Kedua bola mata ini terpaku pada sebuah
gitar nan berdebu di halaman belakang sekretariat. Dia terkepung udara malam
yang masih saja terasa dingin meski bumi ini semakin panas. Ya, panas dalam
arti sebenarnya, akibat kerakusan manusia yang dengan sengaja menelanjangi
ozon, memperkosa hutan rimba yang tak berdosa, bahkan mencoreng wajah bumi satu-satunya
ini dengan limbahnya. Tidak ada yang tahu generasi ke berapakah gitar sekre
yang sedang murung ini.
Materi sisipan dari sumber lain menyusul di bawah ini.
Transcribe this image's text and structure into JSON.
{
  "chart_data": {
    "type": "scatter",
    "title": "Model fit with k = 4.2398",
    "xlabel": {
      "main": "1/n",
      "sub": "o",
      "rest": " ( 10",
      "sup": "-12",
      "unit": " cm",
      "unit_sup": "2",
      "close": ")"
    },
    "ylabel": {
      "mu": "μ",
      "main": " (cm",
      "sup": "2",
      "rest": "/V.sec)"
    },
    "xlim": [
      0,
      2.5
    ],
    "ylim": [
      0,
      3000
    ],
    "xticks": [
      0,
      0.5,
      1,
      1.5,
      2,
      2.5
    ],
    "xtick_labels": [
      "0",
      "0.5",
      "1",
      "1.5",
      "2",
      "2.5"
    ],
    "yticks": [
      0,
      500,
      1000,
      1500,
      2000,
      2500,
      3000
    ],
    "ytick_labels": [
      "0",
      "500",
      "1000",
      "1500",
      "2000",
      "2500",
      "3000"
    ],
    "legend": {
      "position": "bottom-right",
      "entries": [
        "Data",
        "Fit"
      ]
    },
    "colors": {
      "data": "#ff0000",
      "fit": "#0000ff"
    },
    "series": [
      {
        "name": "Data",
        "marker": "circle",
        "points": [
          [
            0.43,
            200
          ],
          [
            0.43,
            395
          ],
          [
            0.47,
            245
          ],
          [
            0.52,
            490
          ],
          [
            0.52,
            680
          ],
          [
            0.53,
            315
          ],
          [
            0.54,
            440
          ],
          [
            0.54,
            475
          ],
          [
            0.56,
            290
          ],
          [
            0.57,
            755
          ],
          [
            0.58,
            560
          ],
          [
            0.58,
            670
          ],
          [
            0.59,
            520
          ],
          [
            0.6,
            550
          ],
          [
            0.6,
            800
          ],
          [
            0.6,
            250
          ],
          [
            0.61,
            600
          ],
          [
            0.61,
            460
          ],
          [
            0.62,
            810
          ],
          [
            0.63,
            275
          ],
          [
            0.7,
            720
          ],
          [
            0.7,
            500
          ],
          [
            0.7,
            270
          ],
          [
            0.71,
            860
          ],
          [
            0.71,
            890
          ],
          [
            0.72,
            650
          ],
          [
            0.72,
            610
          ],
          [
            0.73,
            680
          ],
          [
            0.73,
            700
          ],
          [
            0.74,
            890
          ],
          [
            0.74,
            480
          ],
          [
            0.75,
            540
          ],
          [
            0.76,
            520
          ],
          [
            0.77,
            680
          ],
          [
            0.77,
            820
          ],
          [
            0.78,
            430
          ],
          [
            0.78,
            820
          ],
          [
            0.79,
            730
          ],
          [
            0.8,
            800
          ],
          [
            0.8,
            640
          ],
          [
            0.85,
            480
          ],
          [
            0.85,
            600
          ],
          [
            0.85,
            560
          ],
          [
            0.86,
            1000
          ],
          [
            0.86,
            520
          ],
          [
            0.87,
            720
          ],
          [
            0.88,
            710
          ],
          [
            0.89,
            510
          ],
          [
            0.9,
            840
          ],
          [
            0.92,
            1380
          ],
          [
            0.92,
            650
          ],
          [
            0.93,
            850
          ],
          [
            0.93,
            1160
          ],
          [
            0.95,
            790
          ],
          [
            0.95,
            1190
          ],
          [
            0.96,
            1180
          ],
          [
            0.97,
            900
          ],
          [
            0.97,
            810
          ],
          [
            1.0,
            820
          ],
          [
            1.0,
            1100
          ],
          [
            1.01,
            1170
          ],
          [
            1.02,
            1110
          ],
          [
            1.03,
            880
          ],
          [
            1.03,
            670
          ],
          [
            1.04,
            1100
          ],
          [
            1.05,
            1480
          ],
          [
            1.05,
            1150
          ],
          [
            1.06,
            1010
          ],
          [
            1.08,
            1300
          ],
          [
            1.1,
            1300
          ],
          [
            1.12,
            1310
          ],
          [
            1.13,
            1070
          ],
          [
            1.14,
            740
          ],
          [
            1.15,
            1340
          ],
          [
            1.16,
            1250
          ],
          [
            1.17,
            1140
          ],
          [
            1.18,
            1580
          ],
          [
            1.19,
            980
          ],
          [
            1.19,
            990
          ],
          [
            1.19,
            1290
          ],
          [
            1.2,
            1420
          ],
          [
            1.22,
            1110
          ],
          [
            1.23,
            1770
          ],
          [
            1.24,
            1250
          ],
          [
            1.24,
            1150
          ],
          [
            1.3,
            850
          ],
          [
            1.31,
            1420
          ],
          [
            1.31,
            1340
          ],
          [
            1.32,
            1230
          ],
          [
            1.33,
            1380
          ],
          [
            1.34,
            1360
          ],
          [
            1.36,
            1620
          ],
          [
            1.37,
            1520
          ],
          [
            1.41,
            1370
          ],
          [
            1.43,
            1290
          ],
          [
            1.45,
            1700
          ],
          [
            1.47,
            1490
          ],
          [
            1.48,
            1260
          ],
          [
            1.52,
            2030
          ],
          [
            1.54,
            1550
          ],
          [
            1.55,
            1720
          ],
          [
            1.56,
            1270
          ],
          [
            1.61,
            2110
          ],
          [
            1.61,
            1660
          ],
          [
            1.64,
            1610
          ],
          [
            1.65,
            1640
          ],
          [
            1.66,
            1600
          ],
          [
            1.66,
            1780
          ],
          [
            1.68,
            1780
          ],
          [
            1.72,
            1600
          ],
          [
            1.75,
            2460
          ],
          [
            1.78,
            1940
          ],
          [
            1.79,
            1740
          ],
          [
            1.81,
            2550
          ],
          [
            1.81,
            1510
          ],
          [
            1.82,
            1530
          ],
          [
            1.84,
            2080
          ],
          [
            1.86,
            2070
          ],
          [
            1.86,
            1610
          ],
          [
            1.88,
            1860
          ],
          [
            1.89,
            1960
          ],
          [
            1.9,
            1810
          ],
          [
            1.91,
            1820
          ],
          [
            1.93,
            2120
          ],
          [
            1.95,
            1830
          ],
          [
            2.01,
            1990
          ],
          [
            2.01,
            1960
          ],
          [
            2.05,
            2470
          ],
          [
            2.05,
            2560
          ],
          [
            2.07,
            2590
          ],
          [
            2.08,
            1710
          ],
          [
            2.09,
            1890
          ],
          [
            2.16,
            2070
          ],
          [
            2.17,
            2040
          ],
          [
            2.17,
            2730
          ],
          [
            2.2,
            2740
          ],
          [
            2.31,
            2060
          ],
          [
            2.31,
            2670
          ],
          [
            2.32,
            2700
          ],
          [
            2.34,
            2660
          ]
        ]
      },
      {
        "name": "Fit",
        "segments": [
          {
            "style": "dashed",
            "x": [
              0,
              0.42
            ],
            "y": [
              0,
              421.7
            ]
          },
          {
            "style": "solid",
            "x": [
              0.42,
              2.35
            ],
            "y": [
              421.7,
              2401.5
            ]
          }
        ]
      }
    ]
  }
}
Kini dia bungkam, meski telah miliaran nada
dihasilkannya dan generasi sebelumnya. Menjadi pengiring setia tiap detak
jantung sekretariat dan para penghuninya dari waktu ke waktu. Tiap not yang
termainkan menjadi saksi paling sahih perjalanan sejarah organisasi ini.
Entah mengapa gitar ini serasa berubah
ekspresi menjadi seperti bocah yang dibelikan mainan favoritnya ketika keenam
senarnya perlahan ku petik. Ia merasa jiwanya kembali, seperti para
pendahulunya yang sering menghasilkan nada-nada pengiring kebersamaan para
Astacala yang selalu meramaikan sekre, sebagai melodi pelepas penat dari segala
persoalan, sebagai back sound diskusi panjang tentang bagaimana agar Astacala
berkembang, atau sebagai not-not penyemangat para Astacala yang berjibaku,
saling membantu, saling mengulurkan tangan, saling berbagi beban pikiran, dan
meresapi kata “kekeluargaan” diatas ambisi pribadi, omong kosong, rasa takut, dan
segala alasan bodoh yang mereka buat-buat sendiri pembenarannya.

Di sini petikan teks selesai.